Despite the dearth of women in these two line-ups, Anderson has a good chance of winning. An industry veteran, she boasts credits ranging from The Wonder Years and How to Make an American Quilt to Mad Men.

She gave an interesting interview to HBO recently in which she discussed the challenges of adapting Olive Kitteridge from its source novel by Elizabeth Strout. “It took a long time for me to solve this as an adaptation,” she said. “Because HBO’s work is known for its edginess, we talked about how we make this very brilliant novel about older people in a small town in Maine sexy. What will make this different? What will give this edge?

“I tried an outline where we started backwards and we went back in time, and it didn’t work. Then I tried it starting with the suicide scene.
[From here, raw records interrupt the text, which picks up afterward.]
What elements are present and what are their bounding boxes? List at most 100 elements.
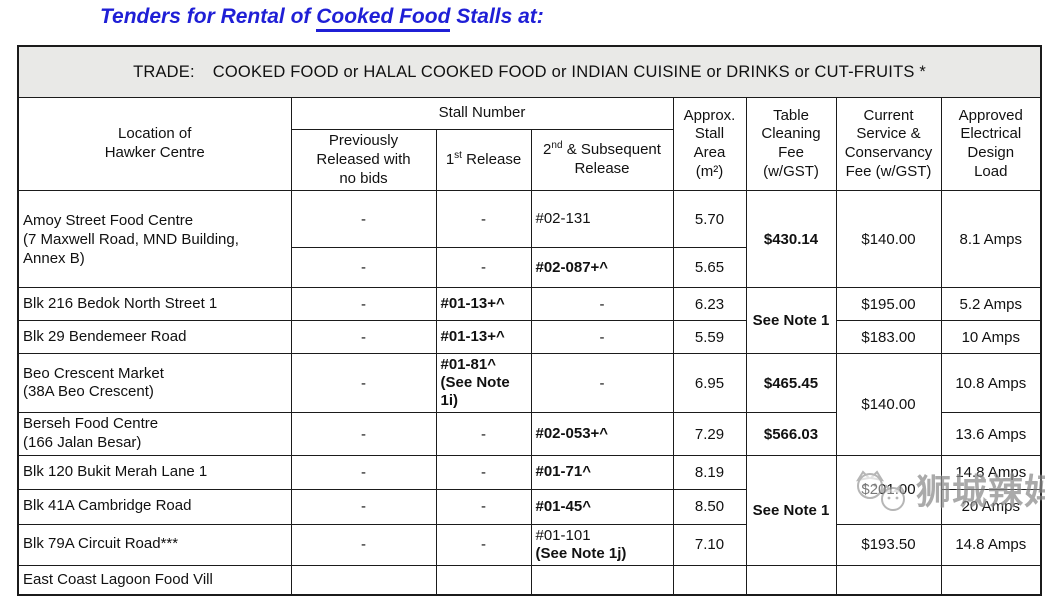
cell-circuit-area: 7.10: [672, 523, 747, 566]
cell-bukit-merah-cleaning-note: See Note 1: [745, 454, 837, 566]
cell-amoy1-area: 5.70: [672, 190, 747, 249]
cell-location-cambridge: Blk 41A Cambridge Road: [17, 488, 292, 525]
table-row-cambridge: Blk 41A Cambridge Road - - #01-45^ 8.50 …: [17, 488, 1042, 525]
cell-bukit-merah-first: -: [435, 454, 532, 490]
cell-bedok-service: $195.00: [835, 287, 942, 322]
cell-amoy2-area: 5.65: [672, 247, 747, 289]
cell-location-berseh: Berseh Food Centre (166 Jalan Besar): [17, 412, 292, 456]
cell-berseh-second: #02-053+^: [530, 412, 674, 456]
cell-amoy-cleaning: $430.14: [745, 190, 837, 289]
cell-cambridge-load: 20 Amps: [940, 488, 1042, 525]
column-header-row-2: Previously Released with no bids 1st Rel…: [18, 128, 1041, 192]
cell-east-coast-cleaning: [745, 564, 837, 596]
tender-table: TRADE: COOKED FOOD or HALAL COOKED FOOD o…: [17, 45, 1043, 596]
cell-amoy1-first: -: [435, 190, 532, 249]
column-header-row-1: Location of Hawker Centre Stall Number A…: [17, 96, 1042, 192]
table-row-amoy-1: Amoy Street Food Centre (7 Maxwell Road,…: [17, 190, 1042, 289]
cell-east-coast-area: [672, 564, 747, 596]
cell-bendemeer-first: #01-13+^: [435, 320, 532, 355]
cell-berseh-cleaning: $566.03: [745, 412, 837, 456]
table-row-beo: Beo Crescent Market (38A Beo Crescent) -…: [17, 353, 1042, 456]
header-first-release: 1st Release: [435, 128, 532, 192]
cell-berseh-prev: -: [290, 412, 437, 456]
cell-amoy2-first: -: [435, 247, 532, 289]
cell-cambridge-prev: -: [290, 488, 437, 525]
cell-bukit-merah-load: 14.8 Amps: [940, 454, 1042, 490]
cell-location-east-coast: East Coast Lagoon Food Vill: [17, 564, 292, 596]
cell-beo-load: 10.8 Amps: [940, 353, 1042, 414]
cell-east-coast-load: [940, 564, 1042, 596]
trade-label: TRADE:: [133, 62, 195, 81]
header-second-release: 2nd & Subsequent Release: [530, 128, 674, 192]
cell-bukit-merah-area: 8.19: [672, 454, 747, 490]
trade-header: TRADE: COOKED FOOD or HALAL COOKED FOOD o…: [17, 45, 1042, 98]
cell-bendemeer-load: 10 Amps: [940, 320, 1042, 355]
cell-bendemeer-area: 5.59: [672, 320, 747, 355]
cell-east-coast-second: [530, 564, 674, 596]
cell-beo-second: -: [530, 353, 674, 414]
cell-bendemeer-prev: -: [290, 320, 437, 355]
cell-amoy1-second: #02-131: [530, 190, 674, 249]
table-row-berseh: Berseh Food Centre (166 Jalan Besar) - -…: [17, 412, 1042, 456]
cell-circuit-second: #01-101 (See Note 1j): [530, 523, 674, 566]
cell-east-coast-first: [435, 564, 532, 596]
cell-beo-service: $140.00: [835, 353, 942, 456]
title-prefix: Tenders for Rental of: [100, 5, 311, 28]
cell-bedok-prev: -: [290, 287, 437, 322]
header-area: Approx. Stall Area (m²): [672, 96, 747, 192]
header-service-fee: Current Service & Conservancy Fee (w/GST…: [835, 96, 942, 192]
header-location: Location of Hawker Centre: [17, 96, 292, 192]
cell-bukit-merah-second: #01-71^: [530, 454, 674, 490]
cell-bendemeer-service: $183.00: [835, 320, 942, 355]
cell-circuit-first: -: [435, 523, 532, 566]
cell-berseh-area: 7.29: [672, 412, 747, 456]
cell-bedok-area: 6.23: [672, 287, 747, 322]
cell-amoy2-second: #02-087+^: [530, 247, 674, 289]
cell-cambridge-first: -: [435, 488, 532, 525]
cell-bedok-first: #01-13+^: [435, 287, 532, 322]
cell-cambridge-second: #01-45^: [530, 488, 674, 525]
cell-circuit-service: $193.50: [835, 523, 942, 566]
cell-bukit-merah-service: $201.00: [835, 454, 942, 525]
cell-east-coast-service: [835, 564, 942, 596]
cell-beo-area: 6.95: [672, 353, 747, 414]
table-row-bedok: Blk 216 Bedok North Street 1 - #01-13+^ …: [17, 287, 1042, 355]
header-prev-released: Previously Released with no bids: [290, 128, 437, 192]
table-row-bukit-merah: Blk 120 Bukit Merah Lane 1 - - #01-71^ 8…: [17, 454, 1042, 566]
header-cleaning-fee: Table Cleaning Fee (w/GST): [745, 96, 837, 192]
title-suffix: Stalls at:: [456, 5, 544, 28]
cell-location-circuit: Blk 79A Circuit Road***: [17, 523, 292, 566]
cell-amoy-service: $140.00: [835, 190, 942, 289]
cell-amoy-load: 8.1 Amps: [940, 190, 1042, 289]
cell-berseh-load: 13.6 Amps: [940, 412, 1042, 456]
cell-bedok-second: -: [530, 287, 674, 322]
cell-location-amoy: Amoy Street Food Centre (7 Maxwell Road,…: [17, 190, 292, 289]
cell-bedok-cleaning-note: See Note 1: [745, 287, 837, 355]
cell-beo-prev: -: [290, 353, 437, 414]
cell-location-beo: Beo Crescent Market (38A Beo Crescent): [17, 353, 292, 414]
cell-berseh-first: -: [435, 412, 532, 456]
trade-value: COOKED FOOD or HALAL COOKED FOOD or INDI…: [212, 62, 926, 81]
trade-header-row: TRADE: COOKED FOOD or HALAL COOKED FOOD o…: [17, 45, 1042, 98]
table-row-circuit: Blk 79A Circuit Road*** - - #01-101 (See…: [17, 523, 1042, 566]
table-row-bendemeer: Blk 29 Bendemeer Road - #01-13+^ - 5.59 …: [17, 320, 1042, 355]
table-row-east-coast: East Coast Lagoon Food Vill: [17, 564, 1042, 596]
cell-circuit-prev: -: [290, 523, 437, 566]
cell-amoy1-prev: -: [290, 190, 437, 249]
cell-location-bedok: Blk 216 Bedok North Street 1: [17, 287, 292, 322]
cell-circuit-load: 14.8 Amps: [940, 523, 1042, 566]
page-title: Tenders for Rental of Cooked Food Stalls…: [100, 5, 544, 32]
cell-beo-cleaning: $465.45: [745, 353, 837, 414]
header-electrical-load: Approved Electrical Design Load: [940, 96, 1042, 192]
cell-amoy2-prev: -: [290, 247, 437, 289]
cell-east-coast-prev: [290, 564, 437, 596]
title-underlined-cooked-food: Cooked Food: [316, 5, 451, 32]
cell-location-bukit-merah: Blk 120 Bukit Merah Lane 1: [17, 454, 292, 490]
cell-cambridge-area: 8.50: [672, 488, 747, 525]
cell-beo-first: #01-81^ (See Note 1i): [435, 353, 532, 414]
cell-bedok-load: 5.2 Amps: [940, 287, 1042, 322]
cell-bendemeer-second: -: [530, 320, 674, 355]
cell-location-bendemeer: Blk 29 Bendemeer Road: [17, 320, 292, 355]
header-stall-number-group: Stall Number: [290, 97, 674, 130]
cell-bukit-merah-prev: -: [290, 454, 437, 490]
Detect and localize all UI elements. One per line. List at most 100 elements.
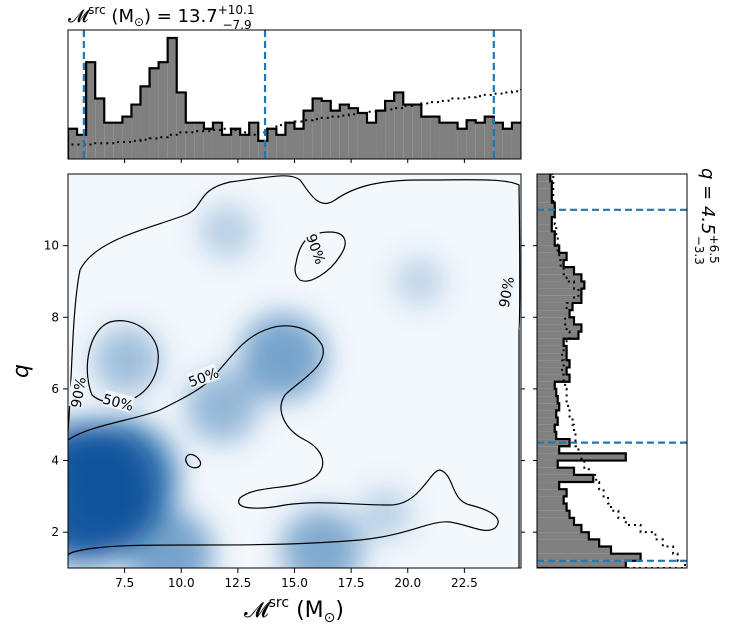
contour-label-bg-1 xyxy=(494,275,516,309)
top-posterior-bar xyxy=(122,116,132,159)
right-posterior-bar xyxy=(537,224,552,232)
top-posterior-bar xyxy=(484,116,494,159)
y-tick-label: 2 xyxy=(51,525,59,539)
right-posterior-bar xyxy=(537,31,552,38)
right-posterior-bar xyxy=(537,167,552,174)
y-tick-label: 8 xyxy=(51,310,59,324)
top-posterior-bar xyxy=(104,122,114,159)
right-posterior-bar xyxy=(537,67,549,74)
right-posterior-bar xyxy=(537,117,552,124)
top-posterior-bar xyxy=(294,128,304,159)
top-posterior-bar xyxy=(167,38,177,159)
right-posterior-bar xyxy=(537,496,564,504)
right-posterior-bar xyxy=(537,231,555,239)
top-posterior-bar xyxy=(603,125,612,159)
right-posterior-bar xyxy=(537,302,573,311)
right-posterior-bar xyxy=(537,446,560,454)
top-prior-outline xyxy=(68,89,521,159)
top-posterior-bar xyxy=(303,110,313,159)
top-posterior-bar xyxy=(194,122,204,159)
top-posterior-bar xyxy=(584,125,593,159)
right-posterior-bar xyxy=(537,431,557,440)
right-posterior-bar xyxy=(537,131,549,138)
right-posterior-bar xyxy=(537,324,582,332)
right-posterior-bar xyxy=(537,317,574,325)
top-posterior-bar xyxy=(258,140,268,159)
top-posterior-bar xyxy=(330,110,340,159)
right-posterior-bar xyxy=(537,525,582,533)
top-posterior-bar xyxy=(77,134,87,159)
x-tick-label: 10.0 xyxy=(168,576,195,590)
right-posterior-bar xyxy=(537,331,579,339)
contour-label-1: 90% xyxy=(497,275,518,308)
right-posterior-bar xyxy=(537,267,574,275)
right-posterior-bar xyxy=(537,95,550,102)
top-posterior-bar xyxy=(630,132,639,159)
top-posterior-bar xyxy=(648,123,657,159)
top-posterior-bar xyxy=(575,125,584,159)
density-blob-7 xyxy=(198,203,255,260)
main-y-ticks: 2 4 6 8 10 xyxy=(44,239,537,539)
density-blob-8 xyxy=(358,487,412,542)
top-posterior-bar xyxy=(140,86,150,159)
density-blob-2 xyxy=(126,510,214,568)
right-posterior-bar xyxy=(537,216,552,225)
top-posterior-bar xyxy=(502,128,512,159)
top-posterior-bar xyxy=(702,132,711,159)
top-posterior-bar xyxy=(348,108,358,159)
top-posterior-bar xyxy=(321,100,331,159)
x-tick-label: 15.0 xyxy=(281,576,308,590)
top-posterior-bar xyxy=(312,98,322,159)
top-posterior-bar xyxy=(548,129,557,159)
right-posterior-bar xyxy=(537,281,585,289)
right-marginal-panel: q = 4.5+6.5−3.3 xyxy=(536,9,721,569)
right-posterior-bar xyxy=(537,374,570,382)
contour-labels: 90%90%90% 50%50% xyxy=(68,231,518,415)
top-posterior-bar xyxy=(366,122,377,159)
top-posterior-bar xyxy=(203,128,213,159)
contour-label-2: 90% xyxy=(69,376,90,409)
right-posterior-bar xyxy=(537,560,626,568)
top-posterior-bar xyxy=(457,128,467,159)
right-posterior-bar xyxy=(537,195,552,203)
right-posterior-bar xyxy=(537,274,582,282)
right-posterior-bar xyxy=(537,396,558,404)
top-posterior-bar xyxy=(339,104,349,159)
right-posterior-bar xyxy=(537,9,552,16)
top-posterior-bar xyxy=(276,134,286,159)
contour-label-bg-0 xyxy=(304,231,330,266)
right-posterior-bar xyxy=(537,482,560,490)
right-posterior-histogram xyxy=(537,9,642,568)
right-posterior-bar xyxy=(537,24,550,31)
right-posterior-bar xyxy=(537,74,550,81)
density-blob-5 xyxy=(185,370,259,444)
right-posterior-bar xyxy=(537,153,552,160)
top-posterior-bar xyxy=(475,122,485,159)
right-posterior-bar xyxy=(537,510,570,518)
top-posterior-bar xyxy=(711,132,720,159)
right-posterior-bar xyxy=(537,388,557,397)
top-posterior-bar xyxy=(376,110,386,159)
top-posterior-bar xyxy=(212,122,223,159)
top-posterior-bar xyxy=(385,100,395,159)
right-posterior-bar xyxy=(537,489,567,497)
top-posterior-bar xyxy=(421,116,431,159)
right-posterior-bar xyxy=(537,539,600,547)
right-posterior-bar xyxy=(537,88,549,95)
right-posterior-bar xyxy=(537,174,551,182)
top-posterior-bar xyxy=(158,62,168,159)
top-posterior-bar xyxy=(675,129,684,159)
top-posterior-bar xyxy=(430,116,440,159)
top-posterior-bar xyxy=(720,132,729,159)
top-posterior-bar xyxy=(185,122,195,159)
contour-label-bg-3 xyxy=(101,389,135,413)
main-x-ticks: 7.5 10.0 12.5 15.0 17.5 20.0 22.5 xyxy=(115,159,478,590)
x-tick-label: 22.5 xyxy=(451,576,478,590)
right-posterior-bar xyxy=(537,453,626,461)
x-tick-label: 20.0 xyxy=(394,576,421,590)
right-marginal-label: q = 4.5+6.5−3.3 xyxy=(692,168,721,265)
right-posterior-bar xyxy=(537,503,567,511)
right-posterior-bar xyxy=(537,202,555,210)
right-posterior-bar xyxy=(537,245,560,253)
top-posterior-bar xyxy=(666,129,675,159)
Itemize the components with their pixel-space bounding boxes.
It’s just three minutes of screen time that assure the audience that something really drastic is going to happen down the line. When you add stakes like that, everybody can just friggin’ relax and I can tell the story. I can just unwind it. You need that in television and you need that in a miniseries.”

Xena: Warrior Princess star Lucy Lawless has quashed speculation of a reboot
Xena: Warrior Princess star Lucy Lawless has quashed speculation of a reboot

At the other end of the spectrum with regard to female characterisation, actress Lucy Lawless has played down speculation that her iconic series Xena: Warrior Princess is undergoing a reboot at NBC. Sam Raimi was reported to be involved but Lawless later described it as a “rumour.”

She Tweeted: “Sorry, friends! News of a #Xena reboot is just a rumour. I’d love it to happen one day but it’s still in the wishful thinking stage.”